Nor was this a random stop. The agents were part of a task force headed up by the New York City Special Narcotics Prosecutor, who was conducting a long-term investigation into interstate drug trafficking and had been surveilling Mr. Penaloza-Reyes and Mr. Cruz-Torres for many days.
The DEA agents immediately requested that colleagues back at their office apply for a warrant that would authorize a search of the car, including the black duffle bags. This process took almost seven hours, during which time Mr. Penaloza-Reyes and Mr. Cruz-Torres were detained at the scene. Finally, a few minutes after 3:30pm, the agents received the court order they had requested, and opened the duffle bags.
The satchels turned out to contain 50 vacuum sealed packages of a white rocky substance that tests confirmed to be crystal methamphetamine, 110 pounds of it, with a street value of more than $600,000. This quantity ranks the September 16 seizure among the largest ever by the Office of the Special Narcotics Prosecutor.
Mr. Penaloza-Reyes and Mr. Cruz-Torres were charged with criminal possession of a controlled substance in the second degree, which is categorized as a class A-II felony under New York State law. After being arraigned, they were released, because under New York law, possession of methamphetamine (regardless of the quantity) is not a bail-eligible offense. If convicted, the two men face up to life in prison without the possibility of parole, and a minimum sentence of three to eight years of incarceration.

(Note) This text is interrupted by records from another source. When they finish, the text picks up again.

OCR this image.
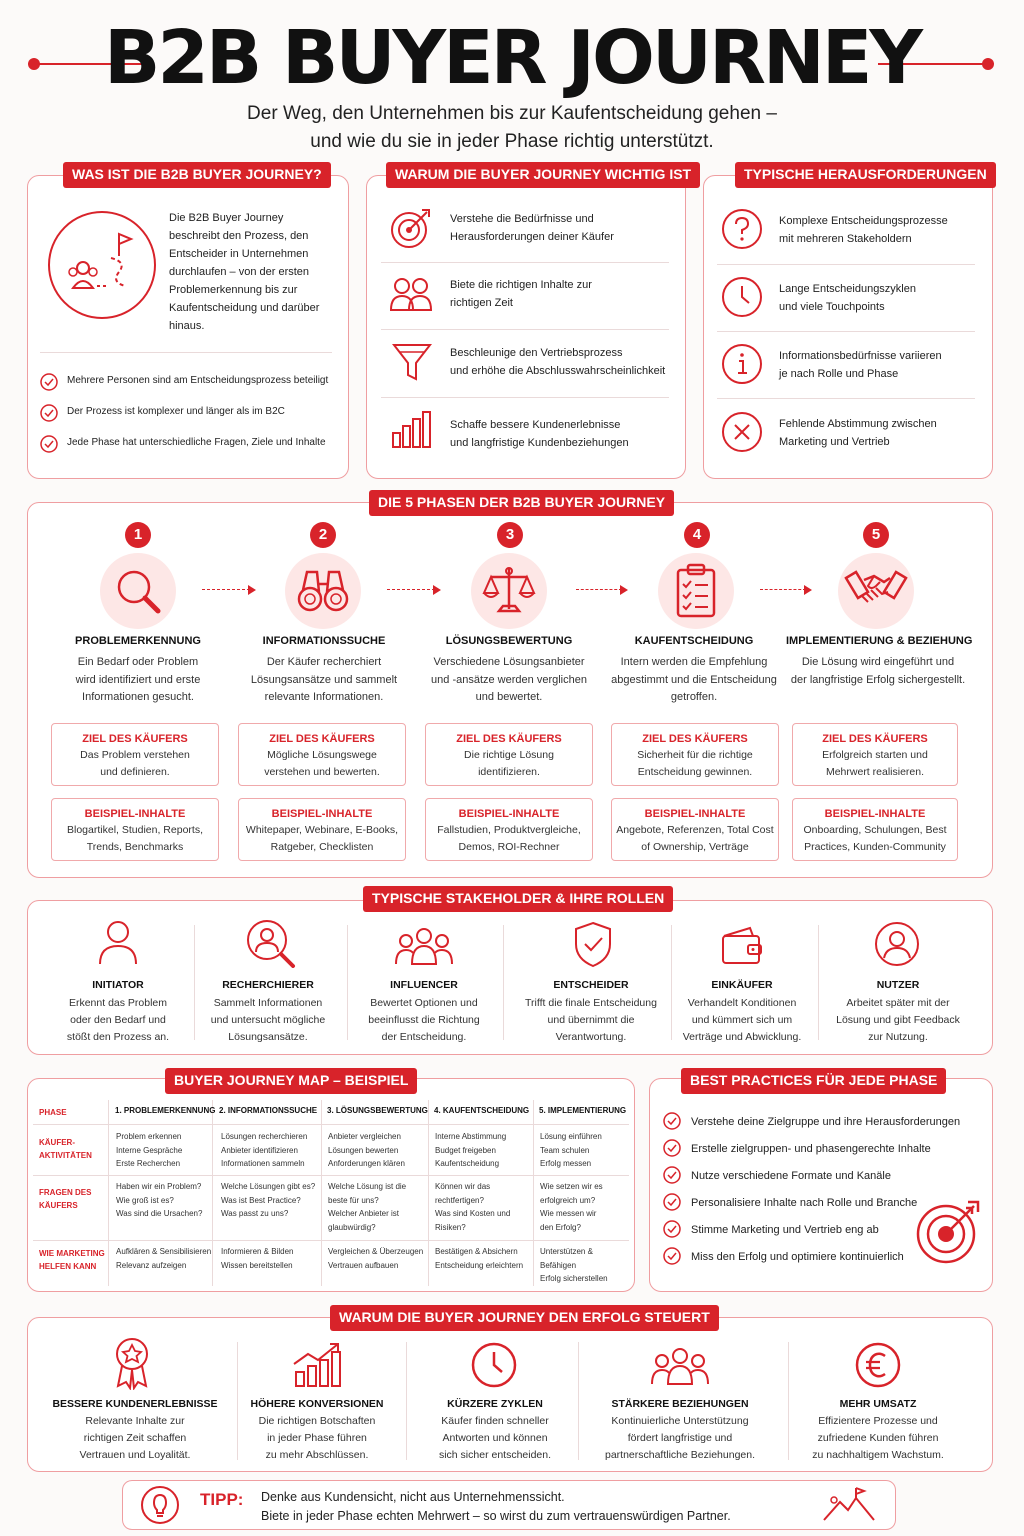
B2B BUYER JOURNEY
Der Weg, den Unternehmen bis zur Kaufentscheidung gehen –
und wie du sie in jeder Phase richtig unterstützt.
WAS IST DIE B2B BUYER JOURNEY?
Die B2B Buyer Journey beschreibt den Prozess, den Entscheider in Unternehmen durchlaufen – von der ersten Problemerkennung bis zur Kaufentscheidung und darüber hinaus.
Mehrere Personen sind am Entscheidungsprozess beteiligt
Der Prozess ist komplexer und länger als im B2C
Jede Phase hat unterschiedliche Fragen, Ziele und Inhalte
WARUM DIE BUYER JOURNEY WICHTIG IST
Verstehe die Bedürfnisse und
Herausforderungen deiner Käufer
Biete die richtigen Inhalte zur
richtigen Zeit
Beschleunige den Vertriebsprozess
und erhöhe die Abschlusswahrscheinlichkeit
Schaffe bessere Kundenerlebnisse
und langfristige Kundenbeziehungen
TYPISCHE HERAUSFORDERUNGEN
Komplexe Entscheidungsprozesse
mit mehreren Stakeholdern
Lange Entscheidungszyklen
und viele Touchpoints
Informationsbedürfnisse variieren
je nach Rolle und Phase
Fehlende Abstimmung zwischen
Marketing und Vertrieb
DIE 5 PHASEN DER B2B BUYER JOURNEY
1
PROBLEMERKENNUNG
Ein Bedarf oder Problem
wird identifiziert und erste
Informationen gesucht.
ZIEL DES KÄUFERS
Das Problem verstehen
und definieren.
BEISPIEL-INHALTE
Blogartikel, Studien, Reports,
Trends, Benchmarks
2
INFORMATIONSSUCHE
Der Käufer recherchiert
Lösungsansätze und sammelt
relevante Informationen.
ZIEL DES KÄUFERS
Mögliche Lösungswege
verstehen und bewerten.
BEISPIEL-INHALTE
Whitepaper, Webinare, E-Books,
Ratgeber, Checklisten
3
LÖSUNGSBEWERTUNG
Verschiedene Lösungsanbieter
und -ansätze werden verglichen
und bewertet.
ZIEL DES KÄUFERS
Die richtige Lösung
identifizieren.
BEISPIEL-INHALTE
Fallstudien, Produktvergleiche,
Demos, ROI-Rechner
4
KAUFENTSCHEIDUNG
Intern werden die Empfehlung
abgestimmt und die Entscheidung
getroffen.
ZIEL DES KÄUFERS
Sicherheit für die richtige
Entscheidung gewinnen.
BEISPIEL-INHALTE
Angebote, Referenzen, Total Cost
of Ownership, Verträge
5
IMPLEMENTIERUNG & BEZIEHUNG
Die Lösung wird eingeführt und
der langfristige Erfolg sichergestellt.
ZIEL DES KÄUFERS
Erfolgreich starten und
Mehrwert realisieren.
BEISPIEL-INHALTE
Onboarding, Schulungen, Best
Practices, Kunden-Community
TYPISCHE STAKEHOLDER & IHRE ROLLEN
INITIATOR
Erkennt das Problem
oder den Bedarf und
stößt den Prozess an.
RECHERCHIERER
Sammelt Informationen
und untersucht mögliche
Lösungsansätze.
INFLUENCER
Bewertet Optionen und
beeinflusst die Richtung
der Entscheidung.
ENTSCHEIDER
Trifft die finale Entscheidung
und übernimmt die
Verantwortung.
EINKÄUFER
Verhandelt Konditionen
und kümmert sich um
Verträge und Abwicklung.
NUTZER
Arbeitet später mit der
Lösung und gibt Feedback
zur Nutzung.
BUYER JOURNEY MAP – BEISPIEL
PHASE	1. PROBLEMERKENNUNG 2. INFORMATIONSSUCHE 3. LÖSUNGSBEWERTUNG 4. KAUFENTSCHEIDUNG 5. IMPLEMENTIERUNG
KÄUFER-
AKTIVITÄTEN
Problem erkennen
Interne Gespräche
Erste Recherchen
Lösungen recherchieren
Anbieter identifizieren
Informationen sammeln
Anbieter vergleichen
Lösungen bewerten
Anforderungen klären
Interne Abstimmung
Budget freigeben
Kaufentscheidung
Lösung einführen
Team schulen
Erfolg messen
FRAGEN DES
KÄUFERS
Haben wir ein Problem?
Wie groß ist es?
Was sind die Ursachen?
Welche Lösungen gibt es?
Was ist Best Practice?
Was passt zu uns?
Welche Lösung ist die
beste für uns?
Welcher Anbieter ist
glaubwürdig?
Können wir das
rechtfertigen?
Was sind Kosten und
Risiken?
Wie setzen wir es
erfolgreich um?
Wie messen wir
den Erfolg?
WIE MARKETING
HELFEN KANN
Aufklären & Sensibilisieren
Relevanz aufzeigen
Informieren & Bilden
Wissen bereitstellen
Vergleichen & Überzeugen
Vertrauen aufbauen
Bestätigen & Absichern
Entscheidung erleichtern
Unterstützen & Befähigen
Erfolg sicherstellen
BEST PRACTICES FÜR JEDE PHASE
Verstehe deine Zielgruppe und ihre Herausforderungen
Erstelle zielgruppen- und phasengerechte Inhalte
Nutze verschiedene Formate und Kanäle
Personalisiere Inhalte nach Rolle und Branche
Stimme Marketing und Vertrieb eng ab
Miss den Erfolg und optimiere kontinuierlich
WARUM DIE BUYER JOURNEY DEN ERFOLG STEUERT
BESSERE KUNDENERLEBNISSE
Relevante Inhalte zur
richtigen Zeit schaffen
Vertrauen und Loyalität.
HÖHERE KONVERSIONEN
Die richtigen Botschaften
in jeder Phase führen
zu mehr Abschlüssen.
KÜRZERE ZYKLEN
Käufer finden schneller
Antworten und können
sich sicher entscheiden.
STÄRKERE BEZIEHUNGEN
Kontinuierliche Unterstützung
fördert langfristige und
partnerschaftliche Beziehungen.
MEHR UMSATZ
Effizientere Prozesse und
zufriedene Kunden führen
zu nachhaltigem Wachstum.
TIPP: Denke aus Kundensicht, nicht aus Unternehmenssicht.
Biete in jeder Phase echten Mehrwert – so wirst du zum vertrauenswürdigen Partner.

Special Narcotics Prosecutor Bridget G. Brennan said, “methamphetamine, sometimes mixed with fentanyl, is claiming an increasing number of lives in our state and nation. Preventing more than 100 pounds of the drug from reaching our streets will save precious lives and prevent vulnerable communities from experiencing its destructive impact.”
The September 16 arrest appears to be part of a pattern in which street-level drug activity remains relatively rare (along with crime of any kind) at the southern tip of Manhattan, but the community seems to be emerging as a destination for major traffickers bringing large narcotics shipments to New York for eventual transfer to lower-level distributors. This may be because the absence of a retail narcotics trade on local sidewalks, which draws constant attention from law enforcement, makes such traffickers feel relatively comfortable that they needn’t fear being caught up in the kind of drug sweeps that occur frequently, for example, in Washington Square Park. Similarly, the comparative absence of violent street crime in Lower Manhattan means that stop-and-frisk searches by police remain rare in this community.
In December 2022, agents working for the Special Narcotics Prosecutor converged on the entrance of the AC New York Hotel by Marriott, at 151 Maiden Lane (near South Street). There, they approached 24-year-old David Carranza, freshly arrived from Pixley, California, who was loading a box into the back of a rented vehicle. A search determined that this box contained 50,000 fentanyl pills, worth more than $1 million.
And the arrest of Mr. Carranza was not the first time that the AC New York Hotel by Marriott has been the venue for a major drug seizure. In July 2022, DEA agents conducting undercover surveillance outside the hotel nabbed a team of alleged traffickers who were arrested with total of more than 140 pounds of crystal methamphetamine, worth more than $1.2 million.